Version-Release number of selected component (if applicable):


How reproducible:


Steps to Reproduce:
1.
2.
3.

Actual results:


Expected results:


Additional info:

Comment 1 Sahina Bose 2019-09-18 14:55:38 UTC
Gobinda, can you check if this is due to Bug 1745443? Have we included the correct version?

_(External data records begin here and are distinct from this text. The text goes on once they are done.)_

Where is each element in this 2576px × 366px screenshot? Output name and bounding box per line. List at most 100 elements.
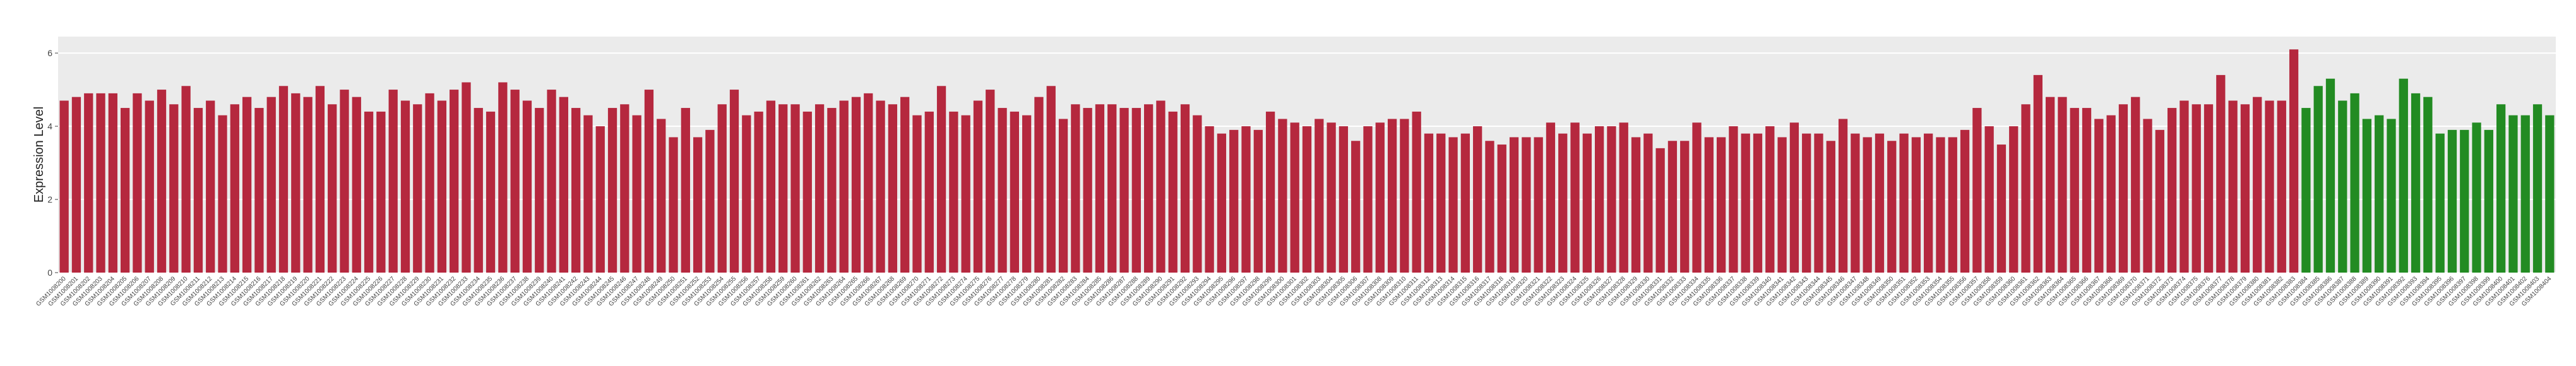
bar bbox=[1984, 126, 1994, 273]
bar bbox=[2375, 115, 2384, 273]
bar bbox=[620, 104, 629, 273]
bar bbox=[583, 115, 593, 273]
bar bbox=[705, 129, 715, 273]
bar bbox=[522, 100, 532, 273]
bar bbox=[2131, 97, 2140, 273]
bar bbox=[924, 111, 934, 273]
bar bbox=[2460, 129, 2469, 273]
bar bbox=[2070, 108, 2079, 273]
bar bbox=[2362, 119, 2372, 273]
bar bbox=[1010, 111, 1019, 273]
bar bbox=[2325, 78, 2335, 273]
bar bbox=[1156, 100, 1166, 273]
bar bbox=[1972, 108, 1982, 273]
bar bbox=[1058, 119, 1068, 273]
bar bbox=[778, 104, 788, 273]
bar bbox=[1460, 133, 1470, 273]
bar bbox=[1741, 133, 1750, 273]
bar bbox=[1814, 133, 1823, 273]
bar bbox=[2447, 129, 2457, 273]
bar bbox=[2155, 129, 2164, 273]
bar bbox=[1119, 108, 1129, 273]
bar bbox=[1375, 122, 1385, 273]
bar bbox=[1948, 137, 1957, 273]
bar bbox=[2106, 115, 2116, 273]
bar bbox=[1716, 137, 1726, 273]
bar bbox=[498, 82, 508, 273]
bar bbox=[1826, 141, 1835, 273]
bar bbox=[1546, 122, 1556, 273]
bar bbox=[607, 108, 617, 273]
bar bbox=[181, 86, 191, 273]
bar bbox=[1838, 119, 1848, 273]
bar bbox=[2216, 74, 2226, 273]
bar bbox=[1400, 119, 1409, 273]
bar bbox=[632, 115, 641, 273]
bar bbox=[2082, 108, 2092, 273]
bar bbox=[120, 108, 130, 273]
bar bbox=[1168, 111, 1178, 273]
bar bbox=[1229, 129, 1239, 273]
bar bbox=[437, 100, 447, 273]
bar bbox=[1655, 148, 1665, 273]
bar bbox=[2277, 100, 2286, 273]
bar bbox=[1217, 133, 1227, 273]
bar bbox=[1180, 104, 1190, 273]
bar bbox=[693, 137, 703, 273]
y-tick-label: 0 bbox=[47, 268, 52, 278]
bar bbox=[1497, 145, 1506, 273]
bar bbox=[2179, 100, 2189, 273]
bar bbox=[108, 93, 117, 273]
bar bbox=[876, 100, 885, 273]
bar bbox=[1643, 133, 1653, 273]
bar bbox=[2203, 104, 2214, 273]
bar bbox=[1327, 122, 1336, 273]
bar bbox=[1290, 122, 1299, 273]
bar bbox=[1253, 129, 1263, 273]
bar bbox=[303, 97, 313, 273]
bar bbox=[510, 90, 520, 273]
bar bbox=[1095, 104, 1105, 273]
bar bbox=[754, 111, 763, 273]
bar bbox=[2009, 126, 2018, 273]
bar bbox=[1680, 141, 1690, 273]
bar bbox=[2228, 100, 2238, 273]
bar bbox=[1863, 137, 1872, 273]
bar bbox=[96, 93, 105, 273]
bar bbox=[681, 108, 690, 273]
bar bbox=[973, 100, 983, 273]
bar bbox=[547, 90, 556, 273]
bar bbox=[1996, 145, 2007, 273]
bar bbox=[242, 97, 252, 273]
bar bbox=[1607, 126, 1616, 273]
y-axis-label: Expression Level bbox=[32, 107, 46, 203]
bar bbox=[2508, 115, 2518, 273]
bar bbox=[1302, 126, 1312, 273]
bar bbox=[1387, 119, 1397, 273]
bar bbox=[900, 97, 910, 273]
bar bbox=[2520, 115, 2530, 273]
bar bbox=[2167, 108, 2177, 273]
bar bbox=[802, 111, 812, 273]
bar bbox=[1936, 137, 1945, 273]
bar bbox=[2033, 74, 2042, 273]
bar bbox=[1875, 133, 1885, 273]
bar bbox=[1046, 86, 1056, 273]
bar bbox=[1351, 141, 1361, 273]
bar bbox=[839, 100, 849, 273]
bar bbox=[2046, 97, 2055, 273]
bar bbox=[425, 93, 434, 273]
bar bbox=[1692, 122, 1702, 273]
bar bbox=[961, 115, 970, 273]
bar bbox=[2423, 97, 2433, 273]
bar bbox=[1960, 129, 1970, 273]
bar bbox=[2021, 104, 2030, 273]
bar bbox=[669, 137, 678, 273]
bar bbox=[1436, 133, 1446, 273]
bar bbox=[1851, 133, 1860, 273]
bar bbox=[2265, 100, 2274, 273]
bar bbox=[340, 90, 349, 273]
bar bbox=[157, 90, 167, 273]
bar bbox=[474, 108, 483, 273]
bar bbox=[2545, 115, 2555, 273]
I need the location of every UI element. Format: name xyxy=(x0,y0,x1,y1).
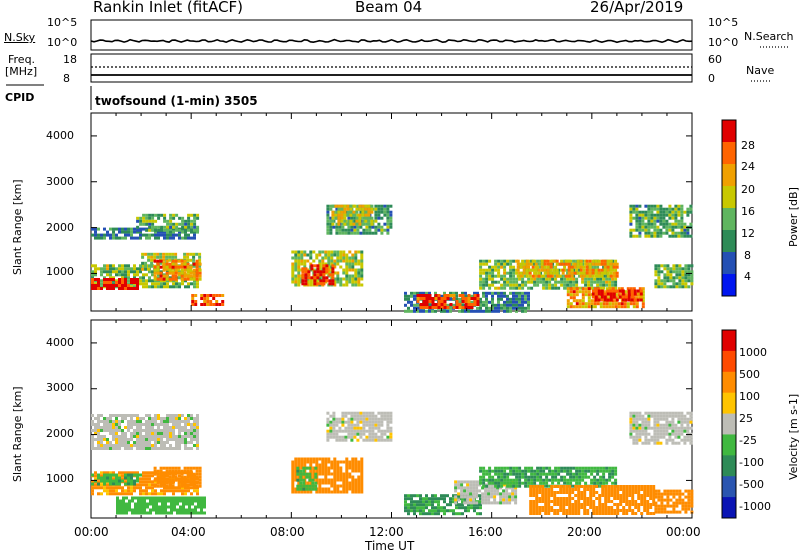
power-colorbar-seg-2 xyxy=(722,164,736,187)
velocity-ylabel: Slant Range [km] xyxy=(11,386,24,482)
xtick-0800: 08:00 xyxy=(270,525,305,539)
power-region-4 xyxy=(91,278,139,290)
velocity-ytick-1000: 1000 xyxy=(46,472,74,485)
power-colorbar-seg-7 xyxy=(722,274,736,297)
freq-unit-label: [MHz] xyxy=(5,65,38,78)
velocity-ytick-3000: 3000 xyxy=(46,381,74,394)
velocity-cbar-tick-neg100: -100 xyxy=(739,456,764,469)
velocity-region-11 xyxy=(529,485,656,515)
nave-label: Nave xyxy=(746,64,775,77)
nave-tick-bottom: 0 xyxy=(708,72,715,85)
xtick-0000-end: 00:00 xyxy=(666,525,701,539)
power-ylabel: Slant Range [km] xyxy=(11,179,24,275)
power-region-18 xyxy=(654,264,694,289)
velocity-region-12 xyxy=(629,411,693,445)
velocity-colorbar-frame xyxy=(721,329,737,519)
nsky-tick-top: 10^5 xyxy=(47,16,78,29)
power-colorbar-seg-4 xyxy=(722,208,736,231)
xtick-1200: 12:00 xyxy=(369,525,404,539)
power-cbar-tick-8: 8 xyxy=(744,249,751,262)
cpid-text: twofsound (1-min) 3505 xyxy=(95,94,258,108)
power-colorbar-seg-5 xyxy=(722,230,736,253)
freq-tick-top: 18 xyxy=(63,53,77,66)
beam-label: Beam 04 xyxy=(355,0,423,16)
velocity-cbar-tick-neg1000: -1000 xyxy=(739,500,771,513)
velocity-region-4 xyxy=(116,496,206,515)
power-region-10 xyxy=(331,204,374,226)
freq-label: Freq. xyxy=(8,53,36,66)
power-ytick-3000: 3000 xyxy=(46,175,74,188)
velocity-colorbar-seg-4 xyxy=(722,413,736,435)
power-cbar-tick-4: 4 xyxy=(744,270,751,283)
nsearch-label: N.Search xyxy=(744,30,794,43)
xtick-2000: 20:00 xyxy=(567,525,602,539)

Comment 2 Nir Soffer 2019-09-18 19:39:28 UTC
(In reply to Gobinda Das from comment #0)
> Description of problem:
>  During RHHI deployment at te time of HE health check deployment failed and
> he vm moved to paused state. 
> Engine status                      : {"reason": "bad vm status", "health":
> "bad", "vm": "up", "detail": "Paused"}

Please share:
- /var/log/vdsm/vdsm.log showing the time frame when the vm was started and paused
- /var/log/libvirt/qemu/vm-name.log 

> qemu-kvm-rhev-2.12.0-33.el7.x86_64

You need qemu-kvm-rhev-2.12.0-33.el7_7.3 for 4k support. Can you check the version
again?

> Looks like  reads are not 4k-aligned gluster is merely executing the fops it
> got from higher layers.
> For instance, one of the reads that failed with 'Invalid argument' had
> offset=6121984 in the tcpdump.
> This is not an integral multiple of 4096, and as a result the read failed.

This sounds like qemu issue, but lets make sure we are using the correct qemu
version before pass this to qemu folks.

Comment 3 Gobinda Das 2019-10-03 13:47:19 UTC
Closing this as dependent bug is  closed.